A basis IS a spanning set....but NOT vice-versa. A spanning set does not need to be linearly independent, which is a kind of "minimality" condition. For example, if you add another vector to a basis, it will no longer be a basis, but it will STILL be a spanning set.

A spanning set NEED NOT BE linearly independent....and a linearly independent set need not be a spanning set. A basis is BOTH. Bases are "just the right size": big enough to span the space (spanning), and small enough not to have any redundancy (linear independence). A basis is special..its size captures the DIMENSION of the space, which is an invariant property of a vector space (it never changes...even though you CAN change from one basis for a space, to a different basis).

Spanning is easy to describe: a set spans a vector space if and only if every vector in the space can be written as a linear combination of the spanning vectors. Linear independence is a bit more technical to describe: a set of vectors is linearly independent if and only if the only possible way to describe to 0-vector is the 0-linear combination (every "coordinate" in the basis is 0).

For example: the set {(1,0,1), (0,1,0) , (3,2,3)} in R^{3}is NOT linearly independent. Why? because:

(3)(1,0,1) + (2)(0,1,0) + (-1)(3,2,3) = (3,0,3) + (0,2,0) - (3,2,3) = (0,0,0) is a non-zero linear combination that sums up to the 0-vector.

Given a spanning set, it can be "trimmed down" to a basis, by eliminating those vectors which are linearly dependent on other ones (if any are).

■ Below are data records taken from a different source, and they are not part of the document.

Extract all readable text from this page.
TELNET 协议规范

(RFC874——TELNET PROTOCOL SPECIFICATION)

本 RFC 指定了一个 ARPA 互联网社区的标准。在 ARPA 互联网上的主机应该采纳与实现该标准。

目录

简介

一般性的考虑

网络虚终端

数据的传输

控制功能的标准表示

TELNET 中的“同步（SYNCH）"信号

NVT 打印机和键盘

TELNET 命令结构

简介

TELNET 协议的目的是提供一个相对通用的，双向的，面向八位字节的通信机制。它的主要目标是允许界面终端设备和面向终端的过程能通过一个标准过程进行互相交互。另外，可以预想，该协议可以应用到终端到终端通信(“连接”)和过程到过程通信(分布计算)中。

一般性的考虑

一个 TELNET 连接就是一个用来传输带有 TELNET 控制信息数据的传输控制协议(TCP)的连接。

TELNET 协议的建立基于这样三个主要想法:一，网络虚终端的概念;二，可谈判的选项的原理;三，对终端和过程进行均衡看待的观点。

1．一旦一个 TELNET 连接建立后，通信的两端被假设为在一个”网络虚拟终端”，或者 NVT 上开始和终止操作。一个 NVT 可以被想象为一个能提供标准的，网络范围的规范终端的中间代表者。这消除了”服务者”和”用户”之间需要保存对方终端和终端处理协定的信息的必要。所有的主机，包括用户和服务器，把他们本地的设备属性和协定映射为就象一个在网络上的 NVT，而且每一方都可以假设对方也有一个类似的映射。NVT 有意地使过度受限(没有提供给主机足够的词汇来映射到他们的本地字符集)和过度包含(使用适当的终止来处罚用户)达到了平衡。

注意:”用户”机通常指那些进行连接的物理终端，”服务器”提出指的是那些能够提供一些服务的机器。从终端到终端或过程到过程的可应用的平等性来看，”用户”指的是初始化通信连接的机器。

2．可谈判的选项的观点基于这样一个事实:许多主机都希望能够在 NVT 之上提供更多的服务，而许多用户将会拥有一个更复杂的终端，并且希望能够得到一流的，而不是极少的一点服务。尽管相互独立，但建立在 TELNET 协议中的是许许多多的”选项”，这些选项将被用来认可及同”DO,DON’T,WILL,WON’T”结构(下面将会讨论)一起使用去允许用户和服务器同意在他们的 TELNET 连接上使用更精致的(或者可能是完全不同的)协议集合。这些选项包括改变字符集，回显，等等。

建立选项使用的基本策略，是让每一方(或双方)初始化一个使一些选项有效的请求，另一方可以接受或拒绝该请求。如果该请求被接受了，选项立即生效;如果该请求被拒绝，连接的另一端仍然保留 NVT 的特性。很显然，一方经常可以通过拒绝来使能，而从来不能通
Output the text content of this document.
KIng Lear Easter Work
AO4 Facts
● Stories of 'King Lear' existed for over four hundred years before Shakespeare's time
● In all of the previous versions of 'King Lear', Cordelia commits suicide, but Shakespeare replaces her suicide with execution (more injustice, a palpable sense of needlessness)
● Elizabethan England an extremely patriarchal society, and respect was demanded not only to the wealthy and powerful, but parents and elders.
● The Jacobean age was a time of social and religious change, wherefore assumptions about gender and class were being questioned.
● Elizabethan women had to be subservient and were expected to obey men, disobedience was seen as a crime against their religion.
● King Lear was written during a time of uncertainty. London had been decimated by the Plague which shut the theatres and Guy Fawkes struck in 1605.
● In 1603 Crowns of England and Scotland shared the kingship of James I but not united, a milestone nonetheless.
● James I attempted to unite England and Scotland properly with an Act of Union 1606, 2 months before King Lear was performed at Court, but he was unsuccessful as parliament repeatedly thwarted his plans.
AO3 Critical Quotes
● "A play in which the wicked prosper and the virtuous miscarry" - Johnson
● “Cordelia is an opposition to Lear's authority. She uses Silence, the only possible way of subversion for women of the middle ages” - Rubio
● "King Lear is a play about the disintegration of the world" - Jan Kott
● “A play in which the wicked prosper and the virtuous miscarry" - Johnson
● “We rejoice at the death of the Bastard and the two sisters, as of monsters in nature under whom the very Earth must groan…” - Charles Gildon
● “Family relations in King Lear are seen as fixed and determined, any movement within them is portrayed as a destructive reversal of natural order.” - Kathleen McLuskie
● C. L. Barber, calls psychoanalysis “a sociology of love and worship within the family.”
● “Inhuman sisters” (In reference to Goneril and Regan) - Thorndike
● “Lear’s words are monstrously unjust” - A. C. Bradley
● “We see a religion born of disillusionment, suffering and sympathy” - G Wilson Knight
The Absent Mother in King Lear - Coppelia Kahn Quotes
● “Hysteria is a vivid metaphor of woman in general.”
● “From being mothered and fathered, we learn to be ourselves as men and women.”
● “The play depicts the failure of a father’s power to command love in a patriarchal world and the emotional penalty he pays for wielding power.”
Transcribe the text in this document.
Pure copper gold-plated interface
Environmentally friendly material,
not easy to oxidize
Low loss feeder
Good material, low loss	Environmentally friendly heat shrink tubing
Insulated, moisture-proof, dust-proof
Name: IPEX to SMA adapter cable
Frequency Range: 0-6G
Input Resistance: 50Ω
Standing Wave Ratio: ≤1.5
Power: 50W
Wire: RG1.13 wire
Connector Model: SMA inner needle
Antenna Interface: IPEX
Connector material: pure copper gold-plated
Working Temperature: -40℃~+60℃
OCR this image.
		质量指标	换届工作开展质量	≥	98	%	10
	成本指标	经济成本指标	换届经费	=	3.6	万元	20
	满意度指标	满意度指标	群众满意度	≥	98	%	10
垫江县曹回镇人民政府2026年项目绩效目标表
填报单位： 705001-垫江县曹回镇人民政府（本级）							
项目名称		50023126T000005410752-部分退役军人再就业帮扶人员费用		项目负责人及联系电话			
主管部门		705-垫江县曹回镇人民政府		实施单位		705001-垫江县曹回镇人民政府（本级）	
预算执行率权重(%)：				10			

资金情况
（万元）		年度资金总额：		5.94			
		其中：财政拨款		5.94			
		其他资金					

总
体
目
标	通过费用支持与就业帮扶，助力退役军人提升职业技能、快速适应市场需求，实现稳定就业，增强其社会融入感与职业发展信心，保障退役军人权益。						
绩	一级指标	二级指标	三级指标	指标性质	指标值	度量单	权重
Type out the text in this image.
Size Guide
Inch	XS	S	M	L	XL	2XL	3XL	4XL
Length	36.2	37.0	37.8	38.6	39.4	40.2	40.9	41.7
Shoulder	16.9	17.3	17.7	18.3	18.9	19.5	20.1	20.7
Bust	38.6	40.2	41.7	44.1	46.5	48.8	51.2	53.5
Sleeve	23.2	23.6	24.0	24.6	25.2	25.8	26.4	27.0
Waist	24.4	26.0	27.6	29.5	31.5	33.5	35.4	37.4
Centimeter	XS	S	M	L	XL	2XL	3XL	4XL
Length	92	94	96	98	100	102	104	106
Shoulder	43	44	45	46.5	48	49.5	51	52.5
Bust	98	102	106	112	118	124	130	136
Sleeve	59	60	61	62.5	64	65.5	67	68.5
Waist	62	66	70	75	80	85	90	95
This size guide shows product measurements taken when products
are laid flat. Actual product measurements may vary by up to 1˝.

Given a linearly independent set, it can be extended to a basis (if it isn't one yet) by adding more linearly independent vectors. A basis cannot be added to, or subtracted from without "breaking" the basis property.

R^{3}has, not surprisingly, 3 dimensions (or "degrees of freedom"...in everyday language we often describe these as: left/right (often the x-axis), in/out (the y-axis) and up/down (the z-axis)). Any basis for R^{3}has to have exactly 3 elements, no more, no less.

It is pretty obvious the set {(1,0,0),(0,1,0),(0,0,1)} is a spanning set (or GENERATING set) for R^{3}: for any vector (x,y,z) can be written as the linear combination: x(1,0,0) + y(0,1,0) + z(0,0,1) = (x,0,0) + (0,y,0) + (0,0,z) = (x,y,z). It's not quite so obvious it is linearly independent:

Suppose a(1,0,0) + b(0,1,0) + c(0,0,1) = (a,b,c) = (0,0,0). Looking at the first coordinate, we see only (1,0,0) contributes to it, so we must have a = 0. Similarly, we must have b = c = 0, as well, so the only way we can sum these up to get the 0-vector is if a,b, and c are ALL 0. Thus it is linearly independent.

The following would be a good exercise for you. Which of the following are linearly independent sets, which span R^{3}, and which are bases?

1. S = {(1,0,0), (0,1,1)}

2. S = {(1,0,0), (1,0,1), (1,1,0)}

3. S = {(2,1,1), (2,-1,1), (0,2,0)}

4. S = {(1,0,1), (0,1,1), (-1,-1,0)}

5. S = {(1,1,0), (2,0,4), (3,-2,1), (0,0,5)}